PhD student Dessi Loukov in the lab of Dr. Dawn Bowdish, recently published a study showing that splenomegaly in old mice is a result of extramedullary hematopoiesis, and that this increased monopoiesis is driven by age-associated increase in TNF. The study compared changes in the microarchitecture and composition of the spleen in old and young mice and found that in old mice, there was an increase in the size and cellularity of the red pulp (the site of hematopoiesis of myeloid precursors). To study the role of TNF in the development of extramedullary hematopoiesis, they used TNF KO mice and found that these mice did not have increased extramedullary monopoiesis. Furthermore, they demonstrated that increased splenic myelopoiesis was a result of the aging microenvironment. This work suggests that strategies which aim to decrease the inflammatory microenvironment that comes with aging, would be effective in reducing inflammatory diseases propagated by cells of the myeloid lineage. Read More
Congratulations to Kyle for passing his comprehensive exam and moving from PhD student to PhD candidate! Well done.
Macrophages play a critical role in innate immunity by detecting, engulfing and destroying pathogenic bacteria and alerting neighbouring immune cells to join the fight against infection. They have many different receptors on their cell surface that allow them to carry out these important processes. A particular group of receptors called Scavenger Receptors are vital to this response. A recent study published in Immunology and Cell Biology by PhD student Kyle Novakowski from the laboratory of Dr. Dawn Bowdish has uncovered a mechanism by which a specific scavenger receptor contributes to macrophage-specific antibacterial immunity.
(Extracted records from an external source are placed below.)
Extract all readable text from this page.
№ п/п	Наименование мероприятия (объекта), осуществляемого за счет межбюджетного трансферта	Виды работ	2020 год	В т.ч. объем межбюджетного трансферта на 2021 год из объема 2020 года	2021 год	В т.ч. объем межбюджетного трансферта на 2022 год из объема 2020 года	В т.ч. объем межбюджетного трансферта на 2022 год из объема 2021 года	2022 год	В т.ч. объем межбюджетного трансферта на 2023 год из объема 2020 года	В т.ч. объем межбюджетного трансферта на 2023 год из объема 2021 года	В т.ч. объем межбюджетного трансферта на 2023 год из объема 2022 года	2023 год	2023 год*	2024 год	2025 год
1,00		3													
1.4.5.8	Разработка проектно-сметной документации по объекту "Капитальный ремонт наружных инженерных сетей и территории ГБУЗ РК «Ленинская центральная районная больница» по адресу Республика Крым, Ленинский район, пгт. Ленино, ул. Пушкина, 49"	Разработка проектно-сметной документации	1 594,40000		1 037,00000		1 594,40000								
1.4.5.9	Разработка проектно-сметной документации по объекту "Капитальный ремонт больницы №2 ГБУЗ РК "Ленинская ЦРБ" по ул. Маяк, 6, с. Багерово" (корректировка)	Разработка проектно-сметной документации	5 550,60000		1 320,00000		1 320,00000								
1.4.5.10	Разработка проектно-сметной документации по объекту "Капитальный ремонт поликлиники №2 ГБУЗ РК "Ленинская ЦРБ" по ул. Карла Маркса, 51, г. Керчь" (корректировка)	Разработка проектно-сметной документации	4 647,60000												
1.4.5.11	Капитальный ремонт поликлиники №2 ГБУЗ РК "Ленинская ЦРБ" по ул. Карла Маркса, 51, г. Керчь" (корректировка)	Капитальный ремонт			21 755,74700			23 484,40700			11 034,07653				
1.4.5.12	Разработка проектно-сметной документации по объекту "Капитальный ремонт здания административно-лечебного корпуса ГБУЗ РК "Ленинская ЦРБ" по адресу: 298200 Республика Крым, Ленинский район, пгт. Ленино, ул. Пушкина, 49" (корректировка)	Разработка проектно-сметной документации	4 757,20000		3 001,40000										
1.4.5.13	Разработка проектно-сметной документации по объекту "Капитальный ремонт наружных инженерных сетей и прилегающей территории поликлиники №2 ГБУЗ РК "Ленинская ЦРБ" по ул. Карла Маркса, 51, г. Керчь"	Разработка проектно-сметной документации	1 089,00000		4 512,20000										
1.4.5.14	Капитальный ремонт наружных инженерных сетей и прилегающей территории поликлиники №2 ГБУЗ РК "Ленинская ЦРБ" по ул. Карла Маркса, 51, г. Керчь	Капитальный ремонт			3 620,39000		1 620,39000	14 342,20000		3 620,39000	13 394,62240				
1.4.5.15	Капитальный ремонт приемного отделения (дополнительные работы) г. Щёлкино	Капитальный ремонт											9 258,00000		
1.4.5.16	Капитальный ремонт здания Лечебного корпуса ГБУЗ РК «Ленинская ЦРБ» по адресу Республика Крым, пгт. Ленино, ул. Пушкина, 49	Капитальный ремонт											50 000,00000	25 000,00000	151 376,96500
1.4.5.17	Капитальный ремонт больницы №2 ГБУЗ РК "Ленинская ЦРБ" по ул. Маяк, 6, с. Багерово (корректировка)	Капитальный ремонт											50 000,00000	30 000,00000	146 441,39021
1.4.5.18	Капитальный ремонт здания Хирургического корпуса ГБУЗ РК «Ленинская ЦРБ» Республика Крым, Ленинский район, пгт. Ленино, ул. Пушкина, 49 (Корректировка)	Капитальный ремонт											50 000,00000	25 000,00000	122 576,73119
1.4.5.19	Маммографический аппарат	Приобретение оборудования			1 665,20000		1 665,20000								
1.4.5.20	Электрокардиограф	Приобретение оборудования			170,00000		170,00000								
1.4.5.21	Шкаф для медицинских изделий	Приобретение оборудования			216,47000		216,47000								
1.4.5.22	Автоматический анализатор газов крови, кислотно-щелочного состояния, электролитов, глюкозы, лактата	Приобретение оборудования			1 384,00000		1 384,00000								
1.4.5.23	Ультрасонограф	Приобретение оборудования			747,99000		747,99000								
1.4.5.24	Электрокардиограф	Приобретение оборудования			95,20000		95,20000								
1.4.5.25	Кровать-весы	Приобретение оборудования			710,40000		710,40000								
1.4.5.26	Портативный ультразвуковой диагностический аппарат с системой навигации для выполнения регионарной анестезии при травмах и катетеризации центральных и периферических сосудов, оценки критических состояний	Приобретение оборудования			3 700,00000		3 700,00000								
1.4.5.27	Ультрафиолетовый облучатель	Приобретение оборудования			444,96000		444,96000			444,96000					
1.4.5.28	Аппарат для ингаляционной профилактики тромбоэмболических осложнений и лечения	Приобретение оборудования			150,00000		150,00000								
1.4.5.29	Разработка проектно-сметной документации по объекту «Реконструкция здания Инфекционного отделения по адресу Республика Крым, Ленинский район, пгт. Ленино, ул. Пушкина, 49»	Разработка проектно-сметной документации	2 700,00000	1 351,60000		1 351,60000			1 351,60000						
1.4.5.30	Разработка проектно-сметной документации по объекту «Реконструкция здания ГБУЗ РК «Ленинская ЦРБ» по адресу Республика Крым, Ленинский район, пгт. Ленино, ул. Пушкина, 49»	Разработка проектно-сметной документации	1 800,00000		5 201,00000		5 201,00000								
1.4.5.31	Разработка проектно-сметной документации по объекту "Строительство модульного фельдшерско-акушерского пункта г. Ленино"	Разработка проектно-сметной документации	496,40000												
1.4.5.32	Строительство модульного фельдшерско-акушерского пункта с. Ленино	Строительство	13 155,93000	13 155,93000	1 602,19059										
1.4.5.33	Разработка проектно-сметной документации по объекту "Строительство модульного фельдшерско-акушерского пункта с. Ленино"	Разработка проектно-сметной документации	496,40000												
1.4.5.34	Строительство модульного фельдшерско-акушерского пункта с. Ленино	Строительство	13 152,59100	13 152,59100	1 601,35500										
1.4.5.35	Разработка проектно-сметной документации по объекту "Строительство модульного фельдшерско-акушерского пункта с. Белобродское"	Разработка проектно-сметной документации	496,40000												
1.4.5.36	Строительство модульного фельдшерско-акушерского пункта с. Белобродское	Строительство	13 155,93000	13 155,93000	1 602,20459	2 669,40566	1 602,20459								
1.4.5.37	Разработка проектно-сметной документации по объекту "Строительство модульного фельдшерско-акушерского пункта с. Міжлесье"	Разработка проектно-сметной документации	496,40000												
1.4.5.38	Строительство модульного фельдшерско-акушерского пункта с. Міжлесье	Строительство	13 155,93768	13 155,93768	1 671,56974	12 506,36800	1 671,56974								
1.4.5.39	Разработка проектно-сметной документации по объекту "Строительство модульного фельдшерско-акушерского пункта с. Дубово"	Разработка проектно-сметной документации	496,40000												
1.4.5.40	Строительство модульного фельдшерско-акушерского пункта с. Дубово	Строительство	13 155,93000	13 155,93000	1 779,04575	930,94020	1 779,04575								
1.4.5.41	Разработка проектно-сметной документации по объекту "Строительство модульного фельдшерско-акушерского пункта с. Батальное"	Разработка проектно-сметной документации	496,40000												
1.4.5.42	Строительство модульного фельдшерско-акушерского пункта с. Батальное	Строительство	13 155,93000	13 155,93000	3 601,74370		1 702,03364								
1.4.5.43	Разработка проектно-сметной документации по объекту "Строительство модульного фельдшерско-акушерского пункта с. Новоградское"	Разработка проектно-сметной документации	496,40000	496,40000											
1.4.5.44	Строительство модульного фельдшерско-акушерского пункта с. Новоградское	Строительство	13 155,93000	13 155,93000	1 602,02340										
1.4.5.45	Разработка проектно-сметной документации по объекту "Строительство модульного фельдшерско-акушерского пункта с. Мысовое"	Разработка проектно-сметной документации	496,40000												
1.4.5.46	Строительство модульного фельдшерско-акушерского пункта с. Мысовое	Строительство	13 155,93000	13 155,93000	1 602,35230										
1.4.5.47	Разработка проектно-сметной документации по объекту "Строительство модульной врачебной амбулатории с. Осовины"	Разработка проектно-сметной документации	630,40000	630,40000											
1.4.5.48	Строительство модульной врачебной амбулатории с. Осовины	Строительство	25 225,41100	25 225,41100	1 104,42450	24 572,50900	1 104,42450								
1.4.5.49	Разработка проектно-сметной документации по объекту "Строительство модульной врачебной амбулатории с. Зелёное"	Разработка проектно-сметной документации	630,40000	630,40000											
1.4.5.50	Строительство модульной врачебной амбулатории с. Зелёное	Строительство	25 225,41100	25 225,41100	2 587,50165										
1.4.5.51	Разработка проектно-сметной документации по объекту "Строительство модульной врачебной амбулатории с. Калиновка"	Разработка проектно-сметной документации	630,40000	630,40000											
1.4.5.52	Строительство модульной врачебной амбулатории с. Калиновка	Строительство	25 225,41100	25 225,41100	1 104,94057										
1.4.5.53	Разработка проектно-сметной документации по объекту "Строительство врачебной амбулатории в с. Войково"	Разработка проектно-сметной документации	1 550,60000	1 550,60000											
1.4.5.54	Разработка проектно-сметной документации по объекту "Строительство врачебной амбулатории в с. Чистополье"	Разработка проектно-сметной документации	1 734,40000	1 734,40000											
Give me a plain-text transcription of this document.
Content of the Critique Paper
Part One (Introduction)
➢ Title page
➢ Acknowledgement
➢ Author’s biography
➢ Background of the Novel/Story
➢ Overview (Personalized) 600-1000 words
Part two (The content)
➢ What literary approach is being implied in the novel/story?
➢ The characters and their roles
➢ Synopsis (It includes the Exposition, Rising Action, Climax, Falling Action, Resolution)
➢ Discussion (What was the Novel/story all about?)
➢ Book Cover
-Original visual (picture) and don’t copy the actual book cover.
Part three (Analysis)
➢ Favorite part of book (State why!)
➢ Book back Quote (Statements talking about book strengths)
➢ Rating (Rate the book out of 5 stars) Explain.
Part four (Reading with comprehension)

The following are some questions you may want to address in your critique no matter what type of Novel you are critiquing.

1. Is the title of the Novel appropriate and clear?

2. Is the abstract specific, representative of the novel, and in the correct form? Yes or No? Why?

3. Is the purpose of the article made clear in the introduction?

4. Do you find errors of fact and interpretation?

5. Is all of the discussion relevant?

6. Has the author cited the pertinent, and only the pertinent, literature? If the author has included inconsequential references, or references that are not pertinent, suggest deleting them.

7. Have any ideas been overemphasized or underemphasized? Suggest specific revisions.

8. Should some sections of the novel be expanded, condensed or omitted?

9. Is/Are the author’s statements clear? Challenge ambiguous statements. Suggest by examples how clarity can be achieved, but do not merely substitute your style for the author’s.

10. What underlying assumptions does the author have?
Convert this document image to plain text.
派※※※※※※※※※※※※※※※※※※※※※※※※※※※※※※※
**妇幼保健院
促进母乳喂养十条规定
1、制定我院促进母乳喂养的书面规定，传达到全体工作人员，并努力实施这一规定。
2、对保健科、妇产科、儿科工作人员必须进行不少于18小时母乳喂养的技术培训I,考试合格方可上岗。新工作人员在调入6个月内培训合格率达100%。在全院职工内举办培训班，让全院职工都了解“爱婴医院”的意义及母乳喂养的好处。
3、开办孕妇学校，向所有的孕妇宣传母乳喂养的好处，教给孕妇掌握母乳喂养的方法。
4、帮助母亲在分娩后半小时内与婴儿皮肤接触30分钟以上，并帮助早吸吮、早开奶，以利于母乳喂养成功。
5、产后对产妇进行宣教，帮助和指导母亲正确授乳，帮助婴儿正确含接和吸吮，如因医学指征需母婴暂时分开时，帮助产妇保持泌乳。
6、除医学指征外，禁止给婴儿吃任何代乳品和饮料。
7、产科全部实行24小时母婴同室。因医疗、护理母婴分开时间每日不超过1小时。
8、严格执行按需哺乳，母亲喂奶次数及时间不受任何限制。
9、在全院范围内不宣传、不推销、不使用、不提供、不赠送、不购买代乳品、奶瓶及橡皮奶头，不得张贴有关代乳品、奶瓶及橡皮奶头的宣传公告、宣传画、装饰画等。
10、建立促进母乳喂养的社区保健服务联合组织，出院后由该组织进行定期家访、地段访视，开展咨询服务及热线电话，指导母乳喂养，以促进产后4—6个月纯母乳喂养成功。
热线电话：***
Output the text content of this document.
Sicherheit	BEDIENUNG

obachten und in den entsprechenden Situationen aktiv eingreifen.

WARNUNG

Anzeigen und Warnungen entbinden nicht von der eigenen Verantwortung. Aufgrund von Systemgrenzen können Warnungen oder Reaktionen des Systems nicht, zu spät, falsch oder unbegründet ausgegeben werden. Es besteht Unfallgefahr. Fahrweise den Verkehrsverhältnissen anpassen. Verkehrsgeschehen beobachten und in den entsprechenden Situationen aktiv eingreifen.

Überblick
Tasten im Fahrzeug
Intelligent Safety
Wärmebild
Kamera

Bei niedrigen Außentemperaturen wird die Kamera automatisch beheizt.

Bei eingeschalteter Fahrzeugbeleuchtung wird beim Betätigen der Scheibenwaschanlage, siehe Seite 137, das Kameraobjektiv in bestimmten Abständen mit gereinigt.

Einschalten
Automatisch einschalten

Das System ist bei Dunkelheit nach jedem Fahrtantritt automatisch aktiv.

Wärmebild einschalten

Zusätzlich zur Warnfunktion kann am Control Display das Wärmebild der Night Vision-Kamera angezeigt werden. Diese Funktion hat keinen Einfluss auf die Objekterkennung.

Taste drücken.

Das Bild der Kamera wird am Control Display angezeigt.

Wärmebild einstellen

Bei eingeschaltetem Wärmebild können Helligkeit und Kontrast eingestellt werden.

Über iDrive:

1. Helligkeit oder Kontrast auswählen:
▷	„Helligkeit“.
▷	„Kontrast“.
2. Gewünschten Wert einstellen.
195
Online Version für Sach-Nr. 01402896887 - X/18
Scavenger Receptors are evolutionarily ancient and have evolved to recognize a wide array of pathogens by detecting ligands that are common across many pathogenic organisms. A particularly important Scavenger Receptor is Macrophage Receptor with Collagenous Structure, or MARCO. MARCO has been shown to significantly contribute to the clearance of Streptococcus pneumoniae colonization of the nose and in models of pneumococcal pneumonia. The NSERC-funded study took a unique approach to functionally characterizing how MARCO contributes to innate immunity by studying a naturally-occurring variant of the receptor. The study highlighted the importance of a particular domain of the receptor that is required for macrophages to bind and internalize ligands. The study also showed that the domain is necessary to enhance the pro-inflammatory response to pathogenic Streptococcus pneumoniae and can enhance cellular adhesion; both vital to proper macrophage functions.